Este último año, más de 108.000 personas se han lanzado al Mediterráneo para intentar llegar a Europa desde África, según la Organización Internacional para las Migraciones (OIM). En un contexto de crisis migratoria mundial, migrantes y solicitantes de asilo emprenden un incierto viaje en barcos inseguros, desprotegidos y guiados por contrabandistas en la ruta migratoria más mortífera del mundo. La Organización Internacional por las Migraciones estima que desde principios de este año más de 8.000 personas migrantes han perdido su vida en el Mediterráneo Central, el trimestre más mortífero desde 2017.

Pese a estas cifras, la Unión Europea aún no garantiza vías legales y seguras para quienes buscan refugio. Italia, por su parte, ha endurecido sus políticas migratorias con medidas como el decreto, aprobado en febrero, que dificulta las labores de rescate de las oenegés en el mar.

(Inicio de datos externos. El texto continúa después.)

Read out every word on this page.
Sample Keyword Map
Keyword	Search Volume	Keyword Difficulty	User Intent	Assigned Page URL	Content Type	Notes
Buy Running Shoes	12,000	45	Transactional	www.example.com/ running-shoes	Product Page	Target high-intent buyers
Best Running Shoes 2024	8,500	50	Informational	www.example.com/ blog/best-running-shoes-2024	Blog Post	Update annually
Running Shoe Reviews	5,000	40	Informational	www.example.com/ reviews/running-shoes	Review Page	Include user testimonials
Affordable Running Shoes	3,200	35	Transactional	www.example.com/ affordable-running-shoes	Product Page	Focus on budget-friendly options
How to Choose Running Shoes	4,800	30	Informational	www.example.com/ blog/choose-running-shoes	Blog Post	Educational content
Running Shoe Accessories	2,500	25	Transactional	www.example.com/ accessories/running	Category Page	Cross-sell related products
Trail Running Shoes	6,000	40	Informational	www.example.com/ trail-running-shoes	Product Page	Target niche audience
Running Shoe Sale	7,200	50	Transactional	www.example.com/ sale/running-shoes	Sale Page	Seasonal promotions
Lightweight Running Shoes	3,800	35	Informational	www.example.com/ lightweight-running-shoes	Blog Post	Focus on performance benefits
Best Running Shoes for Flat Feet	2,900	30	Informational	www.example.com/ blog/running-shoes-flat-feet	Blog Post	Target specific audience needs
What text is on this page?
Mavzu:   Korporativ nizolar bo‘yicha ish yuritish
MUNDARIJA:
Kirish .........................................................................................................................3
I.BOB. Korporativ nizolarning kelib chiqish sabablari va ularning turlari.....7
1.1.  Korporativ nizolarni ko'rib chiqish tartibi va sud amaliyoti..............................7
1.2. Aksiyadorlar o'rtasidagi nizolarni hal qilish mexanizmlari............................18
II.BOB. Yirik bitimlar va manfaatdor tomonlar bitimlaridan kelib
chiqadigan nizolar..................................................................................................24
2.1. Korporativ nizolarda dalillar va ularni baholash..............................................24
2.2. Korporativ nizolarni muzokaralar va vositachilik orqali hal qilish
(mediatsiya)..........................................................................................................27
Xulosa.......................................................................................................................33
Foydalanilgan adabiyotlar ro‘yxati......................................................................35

El conflicto continúa día a día y el problema es aún mayor cuando decidimos quién es más merecedor de ayuda en función de su origen, color de piel o nacionalidad. Quizás yo no sea la más adecuada para hablar de discriminación ni racismo, pero creo firmemente que hay algo que no estamos haciendo bien y no sé si no nos damos cuenta o simplemente preferimos desentendernos ante tantos gritos de socorro en el Mediterráneo. El periodista Agus Morales hizo un tuit hace unos días en el que hablaba del castigo de estas personas después de su muerte: la deshumanización que sufren fruto de nuestras políticas migratorias. Y creo que tiene razón, porque una vez ahogados en el mar pasan a ser un número más en la lista y ni sus familiares ni personas queridas sabrán nunca si el viaje fue un éxito o un fracaso.

Según datos de la Agencia de la ONU para los refugiados (ACNUR) en 2022, el número total de personas refugiadas en el mundo aumentó un 24%, un incremento que en gran parte se debe al número de personas refugiadas de Ucrania. A finales de junio, más de la mitad de todas las personas refugiadas (56%) -incluidas aquellas que necesitan protección internacional- provenía de Siria, Venezuela o Ucrania.

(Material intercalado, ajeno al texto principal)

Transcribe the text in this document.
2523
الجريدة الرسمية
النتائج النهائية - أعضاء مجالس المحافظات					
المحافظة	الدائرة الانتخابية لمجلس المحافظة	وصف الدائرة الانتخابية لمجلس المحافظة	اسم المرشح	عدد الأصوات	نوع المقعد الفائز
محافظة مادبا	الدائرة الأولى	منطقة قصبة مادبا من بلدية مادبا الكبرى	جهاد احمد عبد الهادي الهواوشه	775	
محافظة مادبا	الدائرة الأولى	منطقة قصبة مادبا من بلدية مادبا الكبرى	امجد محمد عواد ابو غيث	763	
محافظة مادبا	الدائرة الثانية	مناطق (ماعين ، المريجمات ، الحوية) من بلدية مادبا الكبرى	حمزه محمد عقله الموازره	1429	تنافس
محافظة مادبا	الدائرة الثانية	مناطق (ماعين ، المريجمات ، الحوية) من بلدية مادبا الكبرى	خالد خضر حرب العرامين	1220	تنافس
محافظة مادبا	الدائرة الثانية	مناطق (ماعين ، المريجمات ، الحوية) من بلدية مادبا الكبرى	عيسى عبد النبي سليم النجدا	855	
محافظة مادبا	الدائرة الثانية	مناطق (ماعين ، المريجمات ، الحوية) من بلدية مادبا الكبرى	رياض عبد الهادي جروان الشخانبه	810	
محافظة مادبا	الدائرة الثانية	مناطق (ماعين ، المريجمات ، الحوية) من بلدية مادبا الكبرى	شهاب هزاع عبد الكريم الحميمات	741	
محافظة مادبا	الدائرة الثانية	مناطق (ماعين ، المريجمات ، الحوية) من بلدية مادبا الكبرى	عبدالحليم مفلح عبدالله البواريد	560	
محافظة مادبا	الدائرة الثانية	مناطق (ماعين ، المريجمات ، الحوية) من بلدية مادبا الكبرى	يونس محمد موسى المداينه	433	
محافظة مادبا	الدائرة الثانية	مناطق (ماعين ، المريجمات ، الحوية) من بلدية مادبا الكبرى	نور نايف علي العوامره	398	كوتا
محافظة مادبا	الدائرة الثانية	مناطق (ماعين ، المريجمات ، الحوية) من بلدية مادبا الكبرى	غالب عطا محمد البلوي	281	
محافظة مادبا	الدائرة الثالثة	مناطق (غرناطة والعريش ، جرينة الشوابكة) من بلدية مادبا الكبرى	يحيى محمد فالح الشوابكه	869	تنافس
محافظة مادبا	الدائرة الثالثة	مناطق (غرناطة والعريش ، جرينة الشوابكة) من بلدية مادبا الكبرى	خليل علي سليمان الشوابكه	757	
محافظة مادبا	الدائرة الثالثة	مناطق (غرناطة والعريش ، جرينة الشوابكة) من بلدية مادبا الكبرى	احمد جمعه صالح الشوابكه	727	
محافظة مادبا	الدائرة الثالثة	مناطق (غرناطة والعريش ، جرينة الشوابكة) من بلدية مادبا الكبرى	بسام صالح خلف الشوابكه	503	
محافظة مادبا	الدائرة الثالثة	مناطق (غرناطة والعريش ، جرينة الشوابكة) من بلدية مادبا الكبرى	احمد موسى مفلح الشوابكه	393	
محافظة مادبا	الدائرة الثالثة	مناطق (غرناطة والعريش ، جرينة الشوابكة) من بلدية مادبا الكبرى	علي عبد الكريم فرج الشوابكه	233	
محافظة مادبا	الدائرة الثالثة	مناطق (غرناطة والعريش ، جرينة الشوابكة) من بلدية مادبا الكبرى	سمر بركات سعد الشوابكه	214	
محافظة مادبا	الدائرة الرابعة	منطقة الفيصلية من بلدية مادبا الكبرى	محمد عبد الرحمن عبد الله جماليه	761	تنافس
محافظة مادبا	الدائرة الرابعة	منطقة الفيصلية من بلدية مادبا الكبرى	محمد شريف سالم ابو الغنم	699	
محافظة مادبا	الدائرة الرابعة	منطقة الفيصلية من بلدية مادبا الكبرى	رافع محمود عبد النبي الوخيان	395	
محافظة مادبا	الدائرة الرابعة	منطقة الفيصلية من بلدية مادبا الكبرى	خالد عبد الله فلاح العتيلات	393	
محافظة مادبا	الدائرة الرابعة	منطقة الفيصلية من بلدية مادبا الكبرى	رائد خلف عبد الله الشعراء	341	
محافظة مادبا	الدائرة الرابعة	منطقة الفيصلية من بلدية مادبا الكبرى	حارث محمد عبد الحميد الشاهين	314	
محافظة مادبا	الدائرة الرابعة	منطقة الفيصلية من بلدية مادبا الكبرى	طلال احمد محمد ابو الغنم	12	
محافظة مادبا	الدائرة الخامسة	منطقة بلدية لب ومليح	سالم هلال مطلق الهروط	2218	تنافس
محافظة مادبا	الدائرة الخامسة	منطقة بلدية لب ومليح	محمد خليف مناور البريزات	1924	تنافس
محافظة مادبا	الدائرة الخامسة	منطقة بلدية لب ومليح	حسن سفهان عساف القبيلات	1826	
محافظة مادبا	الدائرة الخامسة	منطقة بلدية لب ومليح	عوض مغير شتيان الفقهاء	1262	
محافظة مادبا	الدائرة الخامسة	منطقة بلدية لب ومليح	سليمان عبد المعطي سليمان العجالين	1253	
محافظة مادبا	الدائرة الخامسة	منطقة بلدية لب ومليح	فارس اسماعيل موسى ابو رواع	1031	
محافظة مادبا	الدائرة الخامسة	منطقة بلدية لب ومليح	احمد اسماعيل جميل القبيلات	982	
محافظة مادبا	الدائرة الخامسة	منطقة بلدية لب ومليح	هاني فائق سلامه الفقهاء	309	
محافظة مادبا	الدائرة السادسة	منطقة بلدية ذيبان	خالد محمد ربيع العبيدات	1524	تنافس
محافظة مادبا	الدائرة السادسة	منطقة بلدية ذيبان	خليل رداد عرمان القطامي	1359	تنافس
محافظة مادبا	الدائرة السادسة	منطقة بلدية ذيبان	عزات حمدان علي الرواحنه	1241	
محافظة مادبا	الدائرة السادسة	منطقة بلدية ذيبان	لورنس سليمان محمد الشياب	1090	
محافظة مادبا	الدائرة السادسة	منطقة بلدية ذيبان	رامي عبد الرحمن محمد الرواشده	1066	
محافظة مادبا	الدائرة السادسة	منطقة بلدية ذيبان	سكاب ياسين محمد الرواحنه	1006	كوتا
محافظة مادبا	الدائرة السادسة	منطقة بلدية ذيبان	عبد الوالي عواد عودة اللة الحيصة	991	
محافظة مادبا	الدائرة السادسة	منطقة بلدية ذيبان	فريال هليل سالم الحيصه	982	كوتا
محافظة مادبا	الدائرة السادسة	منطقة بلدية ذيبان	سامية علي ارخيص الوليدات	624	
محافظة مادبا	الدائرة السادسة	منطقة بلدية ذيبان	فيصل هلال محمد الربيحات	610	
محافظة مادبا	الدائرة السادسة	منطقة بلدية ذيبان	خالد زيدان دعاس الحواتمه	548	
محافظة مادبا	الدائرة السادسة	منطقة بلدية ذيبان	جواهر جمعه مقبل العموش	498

Ahora mismo cuatro buques, diez helicópteros, un robot submarino y dos aviones buscan el submarino desaparecido en un viaje turístico para ver de los restos del Titanic. Y no es que esté en contra, pero los cerca de 700 migrantes esperaron horas y horas para ser rescatados. Una vez más, contrastes como éste evidencian la gravedad del problema que podría definirse como clasismo y racismo sistémico. Quizás como los segundos no son blancos ni ricos nos olvidamos antes, quizás tenemos la memoria y el interés sesgados por colores y nacionalidades.